Я почувствовал, что на меня внезапно обрушилось несчастье. Мозг совершенно отказывался работать. Уставившись в стол, я лишь твердил про себя: «Они могли бы, по крайней мере, дать ему время допить вино».
Прокул обернулся к Гелену.
— Вибий любезно разрешил мне это сделать самому, — сказал он. — Проследи, чтобы ему и его людям предложили прохладительные напитки, пока они будут ждать. Распоряжения по поводу погребения в верхнем левом ящике бюро. Моё завещание в подобных обстоятельствах, конечно, излишне, но ты найдёшь его там же. Спасибо тебе за многолетнюю службу.
И это всё. Он кивнул — один раз мне, один раз Гелену. И вышел. Открылась и закрылась дверь в его кабинет.
Я видел его тело, когда всё было кончено. Он не перерезал себе вены, как я ожидал, а закололся. Собирался ли он таким образом избавить и себя и нас от разрушительного действия медленной смерти или просто хотел избежать ненужной грязи — не знаю. Подозреваю, что скорее второе: Прокул всегда был утончённой натурой. Пока кинжал торчал в ране и Гелен не вынул его, крови, несомненно, было очень мало.
38
Смерть Прокула была цивилизованной по сравнению с начавшейся вслед за этим кровавой бойней.
Представьте себе лису, которая забралась в битком набитый курятник. Она убивает всех подряд, хватая одного за другим цыплят, мечущихся в панике, сворачивая им шеи, разрывая их в клочья, отбрасывая в сторону искромсанные тела. Она носится по курятнику, взметая вокруг себя тучи перьев, а пыль под её лапами сбилась в размокшую красную кашу.

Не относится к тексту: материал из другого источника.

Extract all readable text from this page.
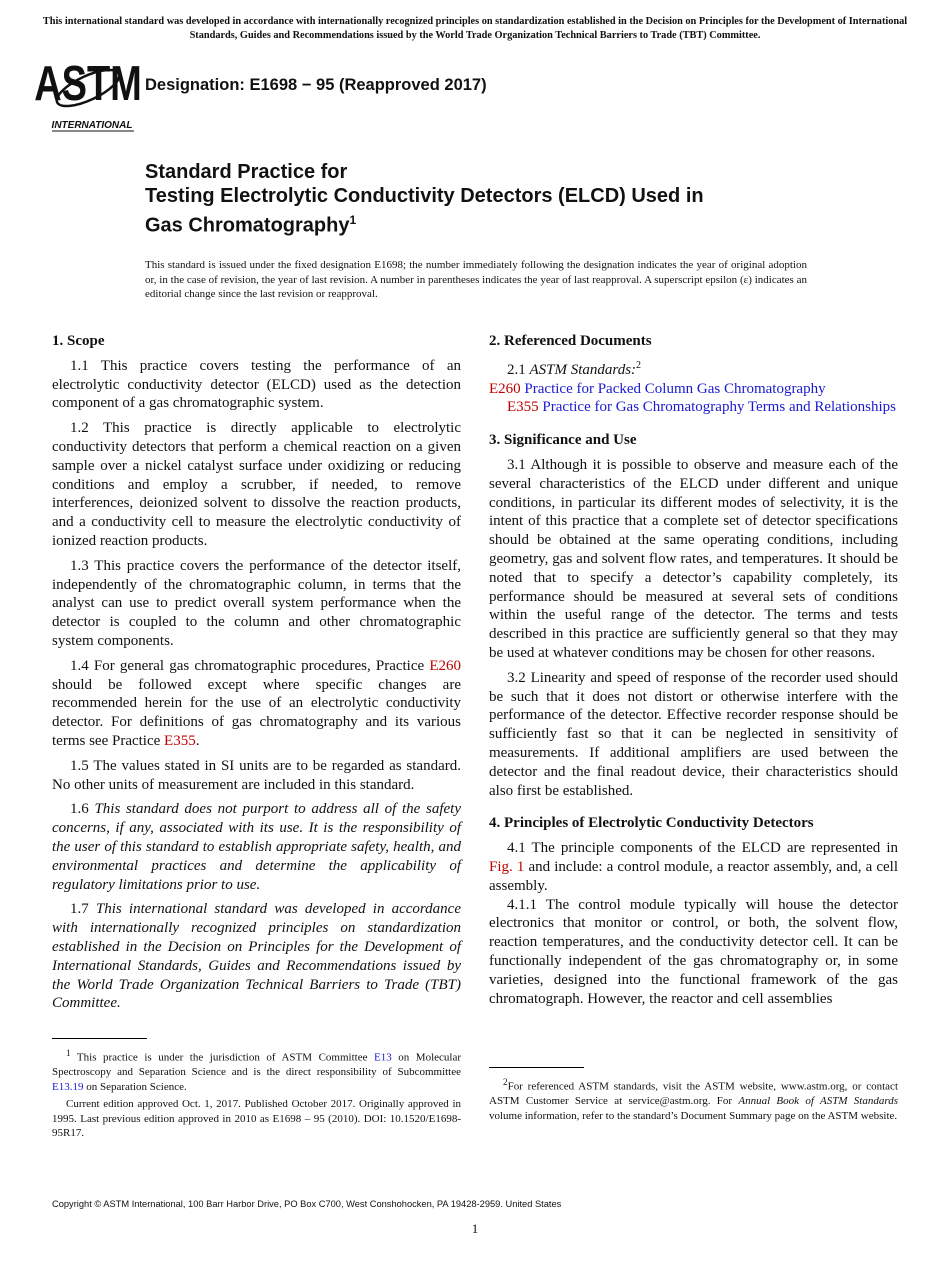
This international standard was developed in accordance with internationally recognized principles on standardization established in the Decision on Principles for the Development of International Standards, Guides and Recommendations issued by the World Trade Organization Technical Barriers to Trade (TBT) Committee.
ASTM
INTERNATIONAL
Designation: E1698 − 95 (Reapproved 2017)
Standard Practice for
Testing Electrolytic Conductivity Detectors (ELCD) Used in
Gas Chromatography$^1$
This standard is issued under the fixed designation E1698; the number immediately following the designation indicates the year of original adoption or, in the case of revision, the year of last revision. A number in parentheses indicates the year of last reapproval. A superscript epsilon (ε) indicates an editorial change since the last revision or reapproval.
1. Scope

1.1 This practice covers testing the performance of an electrolytic conductivity detector (ELCD) used as the detection component of a gas chromatographic system.

1.2 This practice is directly applicable to electrolytic conductivity detectors that perform a chemical reaction on a given sample over a nickel catalyst surface under oxidizing or reducing conditions and employ a scrubber, if needed, to remove interferences, deionized solvent to dissolve the reaction products, and a conductivity cell to measure the electrolytic conductivity of ionized reaction products.

1.3 This practice covers the performance of the detector itself, independently of the chromatographic column, in terms that the analyst can use to predict overall system performance when the detector is coupled to the column and other chromatographic system components.

1.4 For general gas chromatographic procedures, Practice E260 should be followed except where specific changes are recommended herein for the use of an electrolytic conductivity detector. For definitions of gas chromatography and its various terms see Practice E355.

1.5 The values stated in SI units are to be regarded as standard. No other units of measurement are included in this standard.

1.6 This standard does not purport to address all of the safety concerns, if any, associated with its use. It is the responsibility of the user of this standard to establish appropriate safety, health, and environmental practices and determine the applicability of regulatory limitations prior to use.

1.7 This international standard was developed in accordance with internationally recognized principles on standardization established in the Decision on Principles for the Development of International Standards, Guides and Recommendations issued by the World Trade Organization Technical Barriers to Trade (TBT) Committee.

2. Referenced Documents

2.1 ASTM Standards:$^2$

E260 Practice for Packed Column Gas Chromatography

E355 Practice for Gas Chromatography Terms and Relationships

3. Significance and Use

3.1 Although it is possible to observe and measure each of the several characteristics of the ELCD under different and unique conditions, in particular its different modes of selectivity, it is the intent of this practice that a complete set of detector specifications should be obtained at the same operating conditions, including geometry, gas and solvent flow rates, and temperatures. It should be noted that to specify a detector’s capability completely, its performance should be measured at several sets of conditions within the useful range of the detector. The terms and tests described in this practice are sufficiently general so that they may be used at whatever conditions may be chosen for other reasons.

3.2 Linearity and speed of response of the recorder used should be such that it does not distort or otherwise interfere with the performance of the detector. Effective recorder response should be sufficiently fast so that it can be neglected in sensitivity of measurements. If additional amplifiers are used between the detector and the final readout device, their characteristics should also first be established.

4. Principles of Electrolytic Conductivity Detectors

4.1 The principle components of the ELCD are represented in Fig. 1 and include: a control module, a reactor assembly, and, a cell assembly.

4.1.1 The control module typically will house the detector electronics that monitor or control, or both, the solvent flow, reaction temperatures, and the conductivity detector cell. It can be functionally independent of the gas chromatography or, in some varieties, designed into the functional framework of the gas chromatograph. However, the reactor and cell assemblies

$^1$ This practice is under the jurisdiction of ASTM Committee E13 on Molecular Spectroscopy and Separation Science and is the direct responsibility of Subcommittee E13.19 on Separation Science.

Current edition approved Oct. 1, 2017. Published October 2017. Originally approved in 1995. Last previous edition approved in 2010 as E1698 – 95 (2010). DOI: 10.1520/E1698-95R17.

$^2$For referenced ASTM standards, visit the ASTM website, www.astm.org, or contact ASTM Customer Service at service@astm.org. For Annual Book of ASTM Standards volume information, refer to the standard’s Document Summary page on the ASTM website.

Copyright © ASTM International, 100 Barr Harbor Drive, PO Box C700, West Conshohocken, PA 19428-2959. United States
1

Вот что было в Риме во время «восстановления», затеянного триумвирами. За десять дней погибло триста сенаторов и две тысячи всадников; Антоний и Октавиан уничтожили их либо за политическую деятельность, либо, чаще всего, просто ради их богатства. Остальные, кому повезло больше, бежали на побережье к Сексту Помпею, который, будучи сам приговорён к смерти, принимал меры, чтобы всех собрать и отправить на Сицилию. Цицерон, злейший противник Антония, не был из их числа. Когда начались проскрипции[155], он был на своей вилле близ Формий[156]. Он сделал нерешительную попытку присоединиться к Помпею, но его перехватили и убили. Ему отрубили голову и руки, и Антоний прибил их на Рыночной площади к трибуне, где он выступал, чтобы толпа могла на них поглазеть.
Я не ходил смотреть на них. Я уехал из Рима на следующий день после смерти Прокула и помчался в Мантую. Меня очень беспокоило то, что сказал Прокул о конфискациях, и я сильно тревожился об отце. Это было нелёгкое путешествие. У городских ворот установили патрули для поимки беглецов, а на дорогах за городом было полно солдат, горевших желанием увеличить своё армейское жалованье за счёт вымогательств. Но всё равно путь на север был в сто раз безопаснее, чем дорога на Капую. Ни один беглец в здравом рассудке не отправился бы на север, где стояли основные войска триумвиров.
Я ехал верхом на лошади в сопровождении двух рабов, и это путешествие заняло восемь дней. Даже и без этих дополнительных опасностей оно было в высшей степени неприятным. Погода, которая и в Риме была плохая, по мере продвижения к северу портилась ещё больше. Резкий холодный ветер вышибал слёзы из глаз, оставляя нас полуслепыми, замедлял лошадиный аллюр, так что временами им приходилось переходить на шаг. Многие постоялые дворы закрыли, боясь солдат; открытыми остались лишь грязные развалюшки самого худшего сорта. Все семь ночей я спал, завернувшись в свой плащ, но всё время просыпался весь расчёсанный.
Я не узнал отца, и он меня тоже.
Дверь он открыл сам. Поначалу я принял его за одного из наших рабов, и притом не из домашних. Он весь осыпался, как комок сухой земли; кожа, дряблая, грязно-коричневая и высохшая, свисала сухими складками. Когда он вытянул руку, похожую на когтистую лапу, чтобы коснуться моей груди, и я заглянул ему в глаза, я понял, что он почти слепой.
— Это я, папа, — сказал я. — Публий.
Он поднял брови.
— Публий? Какой Публий?
— Твой сын. Я приехал из Рима.
Он посторонился, чтобы дать мне войти. Я сразу же узнал дом, хотя это был не тот, где я жил в детстве: он был построен по тому же плану. Я было взял отца за руку, чтобы отвести в комнату, но он оттолкнул меня.